Добавить в цитаты Настройки чтения

Страница 42 из 86

Стрелковый батальон, которым командовал Михаил Бувайлик, недавно стойко стоял на Западном Буге, упорно защищал Сарны, отличился в боях под Коростенем и Малином. За оборону этих городов комбат был награжден орденами Красного Знамени и Красной Звезды. Бувайлик не только знал бойцов и командиров своего батальона, а помнил даже, кто, где и при каких обстоятельствах в самый напряженный момент боя проявил отвагу. В блиндаже разговор зашел о том, как же комбат руководит боем.

— Батальон — большой сводный оркестр. Надо только умело дирижировать, следить, чтобы все рода войск сыгрались, как музыканты, — сказал Бувайлик.

Комбат пригласил нас к завтраку, а затем вся корреспондентская бригада направилась к пулеметчикам лейтенанта Киселева. Хотелось поговорить с лучшим пулеметчиком батальона Иваном Тюриным, истребившим в последних боях свыше трехсот гитлеровцев.

На лугу разорвался снаряд. К нам долетели ослабевшие осколки и зашуршали в траве, как змеи. Пришлось ускорить шаг и вскочить в траншею. Здесь мы и встретили пулеметчиков Лисицина и Мазина. Лица их были печальными. Пуля снайпера, попав в прорез пулеметного щитка, сразила Тюрина.

Лисицин с Мазиным оказались учениками Тюрина. Они дружили с ним, перенимали у него боевой опыт. Лисицин рассказал нам, как Тюрин, раненный на Западном Буге, три раза попадал в течение ночи в окружение и метким пулеметным огнем прокладывал путь роте. Борис Иваницкий заснял на передовой позиции пулеметчиков, и мы возвратились на КП батальона. Бувайлик настоятельно потребовал, чтобы корреспондентская бригада выехала в штаб 45-й дивизии. Согласно полученному приказу он отходил на новый рубеж обороны.

Казалось, на фронте установилось полное затишье. Перестали бухать одиночные орудийные выстрелы, смолкли пулеметные очереди. Предвестники танковых атак — «юнкерсы» — не показывались в небе. Урий Павлович Крикун загорелся желанием побывать на Днепре. Иваницкий, сославшись на неясность обстановки, попробовал отговорить его, но Крикун стоял на своем.

— Вперед, на Днепр!

Потянулись грибные леса с тихими безлюдными дорогами. Мы выбрались на шоссе — ни подвод, ни машин. На перекрестках не видно регулировщиков. С каждым пустынным километром тревога закрадывалась в сердце. Да и сам Крикун, почувствовав в этой стерильной тишине что-то недоброе, остановил «эмку».

— Я решил возвратиться на КП дивизии.
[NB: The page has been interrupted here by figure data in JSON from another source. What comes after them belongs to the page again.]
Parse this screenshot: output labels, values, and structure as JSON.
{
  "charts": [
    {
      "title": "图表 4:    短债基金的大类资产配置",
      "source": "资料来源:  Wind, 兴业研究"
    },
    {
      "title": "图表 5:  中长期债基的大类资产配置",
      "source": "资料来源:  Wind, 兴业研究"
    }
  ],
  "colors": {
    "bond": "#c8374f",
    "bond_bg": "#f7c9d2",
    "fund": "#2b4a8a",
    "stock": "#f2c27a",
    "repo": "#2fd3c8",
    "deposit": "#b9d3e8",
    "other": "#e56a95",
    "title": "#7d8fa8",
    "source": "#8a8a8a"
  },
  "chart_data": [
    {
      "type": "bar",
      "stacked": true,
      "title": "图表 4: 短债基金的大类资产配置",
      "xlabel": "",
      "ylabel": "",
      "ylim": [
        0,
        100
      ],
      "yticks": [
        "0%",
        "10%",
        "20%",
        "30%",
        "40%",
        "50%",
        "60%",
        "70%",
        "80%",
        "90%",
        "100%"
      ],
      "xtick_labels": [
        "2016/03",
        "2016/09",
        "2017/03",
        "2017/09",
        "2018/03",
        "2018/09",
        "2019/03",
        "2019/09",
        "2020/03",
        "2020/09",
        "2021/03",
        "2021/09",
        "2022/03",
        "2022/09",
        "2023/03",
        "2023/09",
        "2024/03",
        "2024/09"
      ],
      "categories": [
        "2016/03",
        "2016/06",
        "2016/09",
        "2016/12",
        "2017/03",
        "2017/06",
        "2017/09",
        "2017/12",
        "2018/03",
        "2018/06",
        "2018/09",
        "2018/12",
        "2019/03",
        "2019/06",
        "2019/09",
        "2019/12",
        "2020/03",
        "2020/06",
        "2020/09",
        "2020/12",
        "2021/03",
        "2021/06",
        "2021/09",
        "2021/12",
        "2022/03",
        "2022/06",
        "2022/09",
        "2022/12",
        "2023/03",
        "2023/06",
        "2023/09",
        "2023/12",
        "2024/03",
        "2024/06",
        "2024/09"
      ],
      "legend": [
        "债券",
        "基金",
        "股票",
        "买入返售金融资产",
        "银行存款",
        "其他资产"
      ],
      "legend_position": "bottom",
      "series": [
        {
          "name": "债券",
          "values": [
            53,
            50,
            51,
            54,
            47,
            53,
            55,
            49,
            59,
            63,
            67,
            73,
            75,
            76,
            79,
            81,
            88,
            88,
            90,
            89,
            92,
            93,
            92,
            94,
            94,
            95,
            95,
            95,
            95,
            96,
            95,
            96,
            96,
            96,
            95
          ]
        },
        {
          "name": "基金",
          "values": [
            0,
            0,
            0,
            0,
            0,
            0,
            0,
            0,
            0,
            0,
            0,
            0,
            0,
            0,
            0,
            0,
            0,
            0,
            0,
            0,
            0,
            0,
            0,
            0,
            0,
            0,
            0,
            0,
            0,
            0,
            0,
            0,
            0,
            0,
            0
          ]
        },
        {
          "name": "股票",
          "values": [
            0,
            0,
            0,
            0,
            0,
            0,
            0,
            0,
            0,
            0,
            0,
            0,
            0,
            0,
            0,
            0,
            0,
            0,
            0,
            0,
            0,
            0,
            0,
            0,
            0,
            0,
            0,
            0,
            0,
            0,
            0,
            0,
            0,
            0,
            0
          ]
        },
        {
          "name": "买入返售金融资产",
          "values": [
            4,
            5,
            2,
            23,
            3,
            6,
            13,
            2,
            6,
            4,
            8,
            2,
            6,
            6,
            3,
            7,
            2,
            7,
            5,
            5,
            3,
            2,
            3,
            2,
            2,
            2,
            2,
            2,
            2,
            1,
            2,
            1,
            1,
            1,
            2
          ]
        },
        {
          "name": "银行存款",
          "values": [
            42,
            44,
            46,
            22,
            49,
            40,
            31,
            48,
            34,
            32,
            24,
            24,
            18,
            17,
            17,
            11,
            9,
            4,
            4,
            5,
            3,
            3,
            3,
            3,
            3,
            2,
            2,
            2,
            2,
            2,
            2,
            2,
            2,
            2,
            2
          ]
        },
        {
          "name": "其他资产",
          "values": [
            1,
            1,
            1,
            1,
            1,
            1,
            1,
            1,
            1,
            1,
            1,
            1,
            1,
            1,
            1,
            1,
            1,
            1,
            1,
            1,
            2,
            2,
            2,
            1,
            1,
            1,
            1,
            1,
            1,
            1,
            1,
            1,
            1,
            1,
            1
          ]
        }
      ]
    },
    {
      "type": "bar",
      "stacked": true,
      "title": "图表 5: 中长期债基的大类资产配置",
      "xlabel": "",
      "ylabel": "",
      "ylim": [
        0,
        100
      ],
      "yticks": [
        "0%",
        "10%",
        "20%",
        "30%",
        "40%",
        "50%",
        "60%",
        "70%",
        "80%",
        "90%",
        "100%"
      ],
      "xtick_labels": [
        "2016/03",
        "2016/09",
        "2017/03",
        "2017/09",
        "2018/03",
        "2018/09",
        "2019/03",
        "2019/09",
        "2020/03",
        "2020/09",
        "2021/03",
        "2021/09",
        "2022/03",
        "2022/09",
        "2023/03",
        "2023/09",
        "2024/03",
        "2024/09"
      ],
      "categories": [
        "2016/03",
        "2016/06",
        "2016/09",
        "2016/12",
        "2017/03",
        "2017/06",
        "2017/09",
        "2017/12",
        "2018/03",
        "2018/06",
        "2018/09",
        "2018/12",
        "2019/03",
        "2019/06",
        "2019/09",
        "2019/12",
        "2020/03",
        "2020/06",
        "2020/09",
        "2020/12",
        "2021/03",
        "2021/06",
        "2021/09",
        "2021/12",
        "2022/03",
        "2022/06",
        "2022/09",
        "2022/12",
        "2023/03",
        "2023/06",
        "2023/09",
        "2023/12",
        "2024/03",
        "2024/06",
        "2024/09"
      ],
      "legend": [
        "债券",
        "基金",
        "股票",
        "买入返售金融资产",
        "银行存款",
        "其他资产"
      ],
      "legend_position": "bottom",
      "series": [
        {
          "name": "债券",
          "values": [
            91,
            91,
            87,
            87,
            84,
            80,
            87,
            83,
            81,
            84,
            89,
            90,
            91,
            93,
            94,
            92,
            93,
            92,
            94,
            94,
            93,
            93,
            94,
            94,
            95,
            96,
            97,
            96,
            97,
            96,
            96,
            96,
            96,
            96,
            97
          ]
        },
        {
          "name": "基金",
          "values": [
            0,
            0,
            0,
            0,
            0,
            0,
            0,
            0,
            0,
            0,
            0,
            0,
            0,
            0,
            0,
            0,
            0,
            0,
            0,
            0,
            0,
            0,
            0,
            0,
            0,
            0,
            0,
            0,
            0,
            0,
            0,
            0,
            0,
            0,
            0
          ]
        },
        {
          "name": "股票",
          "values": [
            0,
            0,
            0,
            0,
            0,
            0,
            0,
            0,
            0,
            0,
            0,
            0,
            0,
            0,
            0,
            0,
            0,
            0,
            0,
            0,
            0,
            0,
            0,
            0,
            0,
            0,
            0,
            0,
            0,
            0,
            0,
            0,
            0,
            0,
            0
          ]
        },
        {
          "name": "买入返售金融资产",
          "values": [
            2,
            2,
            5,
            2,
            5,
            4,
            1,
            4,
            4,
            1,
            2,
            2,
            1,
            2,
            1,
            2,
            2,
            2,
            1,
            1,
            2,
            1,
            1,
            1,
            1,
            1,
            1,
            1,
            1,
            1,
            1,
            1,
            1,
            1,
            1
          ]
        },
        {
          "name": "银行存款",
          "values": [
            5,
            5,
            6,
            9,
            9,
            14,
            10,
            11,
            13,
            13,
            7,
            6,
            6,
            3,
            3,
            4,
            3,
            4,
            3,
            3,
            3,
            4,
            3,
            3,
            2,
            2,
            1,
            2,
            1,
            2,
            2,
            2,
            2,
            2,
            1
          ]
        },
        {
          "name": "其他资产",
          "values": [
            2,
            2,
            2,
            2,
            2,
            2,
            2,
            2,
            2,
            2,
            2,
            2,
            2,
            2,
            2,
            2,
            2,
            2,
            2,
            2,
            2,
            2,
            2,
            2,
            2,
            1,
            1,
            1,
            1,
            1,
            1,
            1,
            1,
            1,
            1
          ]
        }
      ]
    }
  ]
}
Скоро начнет вечереть, пойдут незнакомые лесные дороги, ночью легко заблудиться.

Машины развернулись, пошли на Чернигов. И тут до слуха долетела артиллерийская канонада. Водители развили предельную скорость. Все ясно: вблизи Чернигова на берегах Десны идет ожесточенная битва. «Юнкерсы» бомбят город. Пожары разрастаются. На товарном вокзале горят бесконечные штабеля дров. Две огненные волны сливаются на железнодорожном переезде. Они преграждают путь в город. Каким-то чудом нашим машинам удается проскочить сквозь пламя, которое начинало охватывать деревянный настил, перекинутый через рельсы.

На КП дивизии увидели генерала Шерстюка с автоматом в руках. На поясе у него висели две «лимонки». Сразу поняли: обстановка тяжелая. Кто-то из командиров крикнул:

— Товарищ комдив, вот они! Нашлись корреспонденты.
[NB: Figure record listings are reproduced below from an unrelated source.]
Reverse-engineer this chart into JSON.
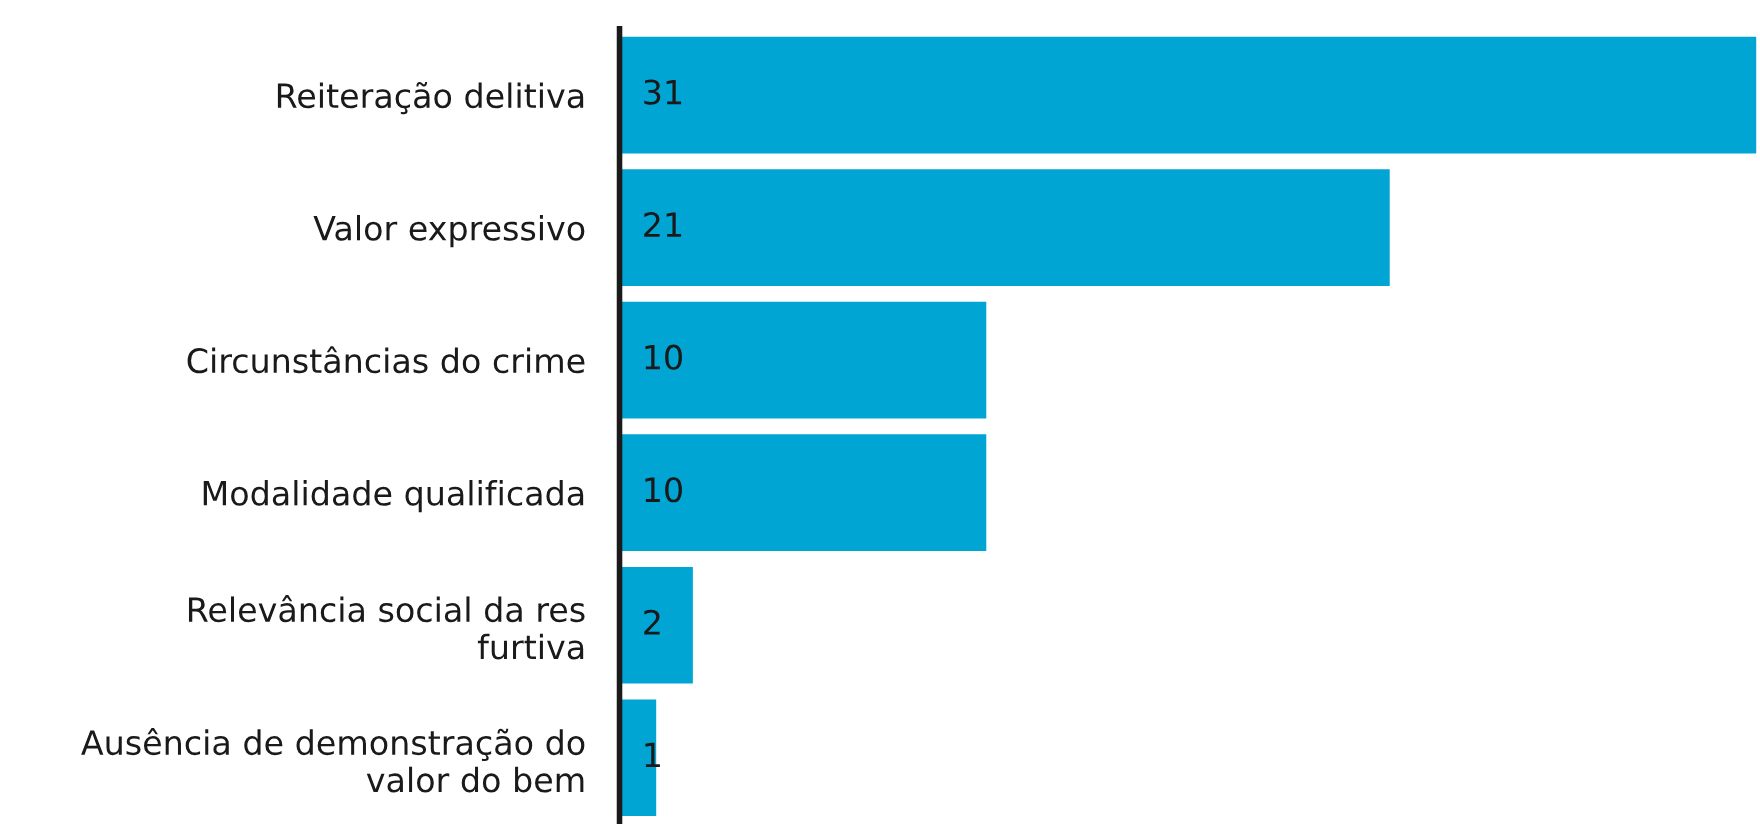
{
  "chart_data": {
    "type": "bar",
    "orientation": "horizontal",
    "categories": [
      "Reiteração delitiva",
      "Valor expressivo",
      "Circunstâncias do crime",
      "Modalidade qualificada",
      "Relevância social da res\nfurtiva",
      "Ausência de demonstração do\nvalor do bem"
    ],
    "values": [
      31,
      21,
      10,
      10,
      2,
      1
    ],
    "color": "#00a5d4",
    "data_labels": true,
    "grid": false,
    "legend": false
  }
}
Немолодой бритоголовый генерал был храбрым воином. Он спокойно отдавал штабистам последние распоряжения. Потом подошел к нам и сказал:

— Гудериан прорвался с танками и пехотой. Возвращайтесь в Киев. За Десной враг рвется к шоссе. Спешите, товарищи. Времени у вас мало.

— А как же вы? — спросил Крикун.

— Дивизия пойдет другим путем. Желаю вам удачи. — И генерал Шерстюк надел каску.
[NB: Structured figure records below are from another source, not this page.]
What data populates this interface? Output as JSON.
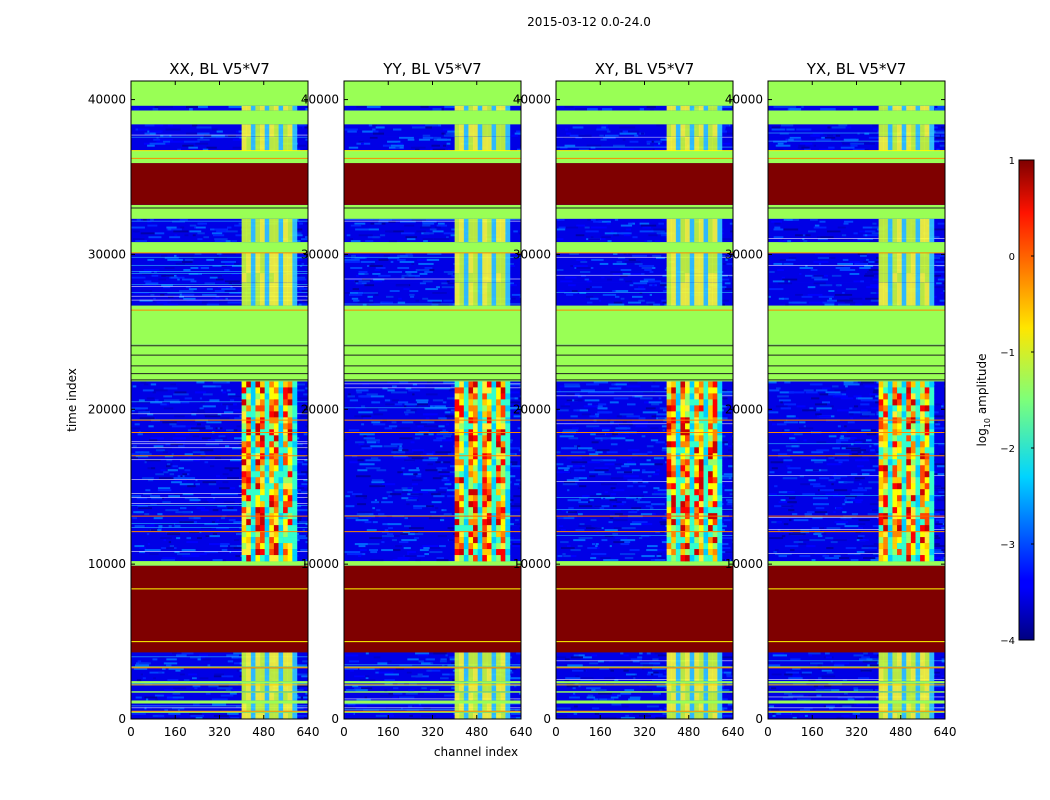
{
  "figure": {
    "suptitle": "2015-03-12 0.0-24.0",
    "colorbar_label": "log",
    "colorbar_label_sub": "10",
    "colorbar_label_rest": " amplitude",
    "colorbar_range": [
      -4,
      1
    ],
    "colorbar_ticks": [
      "1",
      "0",
      "−1",
      "−2",
      "−3",
      "−4"
    ],
    "colormap": "jet",
    "colors": {
      "background": "#ffffff",
      "nodata_green": "#99ff55",
      "saturated": "#7f0000",
      "low": "#0000aa"
    }
  },
  "chart_data": [
    {
      "type": "heatmap",
      "title": "XX, BL V5*V7",
      "xlabel": "",
      "ylabel": "time index",
      "xlim": [
        0,
        640
      ],
      "ylim": [
        0,
        41200
      ],
      "xticks": [
        0,
        160,
        320,
        480,
        640
      ],
      "yticks": [
        0,
        10000,
        20000,
        30000,
        40000
      ],
      "ytick_labels": [
        "0",
        "10000",
        "20000",
        "30000",
        "40000"
      ],
      "signal_channels": [
        400,
        600
      ]
    },
    {
      "type": "heatmap",
      "title": "YY, BL V5*V7",
      "xlabel": "channel index",
      "ylabel": "",
      "xlim": [
        0,
        640
      ],
      "ylim": [
        0,
        41200
      ],
      "xticks": [
        0,
        160,
        320,
        480,
        640
      ],
      "yticks": [
        0,
        10000,
        20000,
        30000,
        40000
      ],
      "ytick_labels": [
        "0",
        "10000",
        "20000",
        "30000",
        "40000"
      ],
      "signal_channels": [
        400,
        600
      ]
    },
    {
      "type": "heatmap",
      "title": "XY, BL V5*V7",
      "xlabel": "",
      "ylabel": "",
      "xlim": [
        0,
        640
      ],
      "ylim": [
        0,
        41200
      ],
      "xticks": [
        0,
        160,
        320,
        480,
        640
      ],
      "yticks": [
        0,
        10000,
        20000,
        30000,
        40000
      ],
      "ytick_labels": [
        "0",
        "10000",
        "20000",
        "30000",
        "40000"
      ],
      "signal_channels": [
        400,
        600
      ]
    },
    {
      "type": "heatmap",
      "title": "YX, BL V5*V7",
      "xlabel": "",
      "ylabel": "",
      "xlim": [
        0,
        640
      ],
      "ylim": [
        0,
        41200
      ],
      "xticks": [
        0,
        160,
        320,
        480,
        640
      ],
      "yticks": [
        0,
        10000,
        20000,
        30000,
        40000
      ],
      "ytick_labels": [
        "0",
        "10000",
        "20000",
        "30000",
        "40000"
      ],
      "signal_channels": [
        400,
        600
      ]
    }
  ],
  "time_bands": [
    {
      "from": 0,
      "to": 400,
      "kind": "noise"
    },
    {
      "from": 400,
      "to": 500,
      "kind": "nodata"
    },
    {
      "from": 500,
      "to": 1000,
      "kind": "noise"
    },
    {
      "from": 1000,
      "to": 1200,
      "kind": "nodata"
    },
    {
      "from": 1200,
      "to": 1700,
      "kind": "noise"
    },
    {
      "from": 1700,
      "to": 1800,
      "kind": "nodata"
    },
    {
      "from": 1800,
      "to": 2300,
      "kind": "noise"
    },
    {
      "from": 2300,
      "to": 2450,
      "kind": "nodata"
    },
    {
      "from": 2450,
      "to": 3300,
      "kind": "noise"
    },
    {
      "from": 3300,
      "to": 3400,
      "kind": "nodata"
    },
    {
      "from": 3400,
      "to": 4300,
      "kind": "noise"
    },
    {
      "from": 4300,
      "to": 9900,
      "kind": "saturated"
    },
    {
      "from": 9900,
      "to": 10200,
      "kind": "nodata"
    },
    {
      "from": 10200,
      "to": 21800,
      "kind": "signal"
    },
    {
      "from": 21800,
      "to": 24200,
      "kind": "nodata"
    },
    {
      "from": 24200,
      "to": 26400,
      "kind": "nodata"
    },
    {
      "from": 26400,
      "to": 26700,
      "kind": "nodata"
    },
    {
      "from": 26700,
      "to": 28200,
      "kind": "noise"
    },
    {
      "from": 28200,
      "to": 28800,
      "kind": "noise"
    },
    {
      "from": 28800,
      "to": 30100,
      "kind": "noise"
    },
    {
      "from": 30100,
      "to": 30800,
      "kind": "nodata"
    },
    {
      "from": 30800,
      "to": 32300,
      "kind": "noise"
    },
    {
      "from": 32300,
      "to": 33200,
      "kind": "nodata"
    },
    {
      "from": 33200,
      "to": 35900,
      "kind": "saturated"
    },
    {
      "from": 35900,
      "to": 36700,
      "kind": "nodata"
    },
    {
      "from": 36700,
      "to": 37600,
      "kind": "noise"
    },
    {
      "from": 37600,
      "to": 38400,
      "kind": "noise"
    },
    {
      "from": 38400,
      "to": 39300,
      "kind": "nodata"
    },
    {
      "from": 39300,
      "to": 39600,
      "kind": "noise"
    },
    {
      "from": 39600,
      "to": 41200,
      "kind": "nodata"
    }
  ],
  "hlines": [
    {
      "t": 500,
      "color": "#ff8800"
    },
    {
      "t": 2200,
      "color": "#ffcc00"
    },
    {
      "t": 3300,
      "color": "#ff6600"
    },
    {
      "t": 5000,
      "color": "#ffff00"
    },
    {
      "t": 8400,
      "color": "#ffff00"
    },
    {
      "t": 12100,
      "color": "#ff8800"
    },
    {
      "t": 13100,
      "color": "#ff6600"
    },
    {
      "t": 17000,
      "color": "#ff8800"
    },
    {
      "t": 18500,
      "color": "#ff8800"
    },
    {
      "t": 19300,
      "color": "#ff8800"
    },
    {
      "t": 21900,
      "color": "#222222"
    },
    {
      "t": 22300,
      "color": "#222222"
    },
    {
      "t": 22800,
      "color": "#222222"
    },
    {
      "t": 23500,
      "color": "#222222"
    },
    {
      "t": 24100,
      "color": "#222222"
    },
    {
      "t": 26400,
      "color": "#ff8800"
    },
    {
      "t": 30100,
      "color": "#ff8800"
    },
    {
      "t": 33000,
      "color": "#222222"
    },
    {
      "t": 36200,
      "color": "#ff8800"
    },
    {
      "t": 36700,
      "color": "#ffff00"
    }
  ]
}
Пустынный Чернигов охвачен пожарами. Горячий воздух удушлив. Центральная городская площадь в огненном кольце. Гудящее пламя провожает нас почти до самой Десны. Бомба разворотила половину проезжей части моста. Никто не огородил и ничем не отметил опасное место. Заскрежетали тормоза. «Эмка», в которой ехали Крикун и Палийчук, закачалась и чуть-чуть не полетела в Десну. За рекой — темная туманная ночь. По крыше кабины стучат дождевые капли. Огненный купол пожарища превращается в багровое пятно. Оно растворяется в тумане и гаснет. На обочине какие-то военные поднимают руки. Просят подвезти. Останавливаем машины. Оказывается: писатель Иосиф Фельдман и политрук Евгений Разиков безуспешно разыскивают редакцию дивизионной газеты.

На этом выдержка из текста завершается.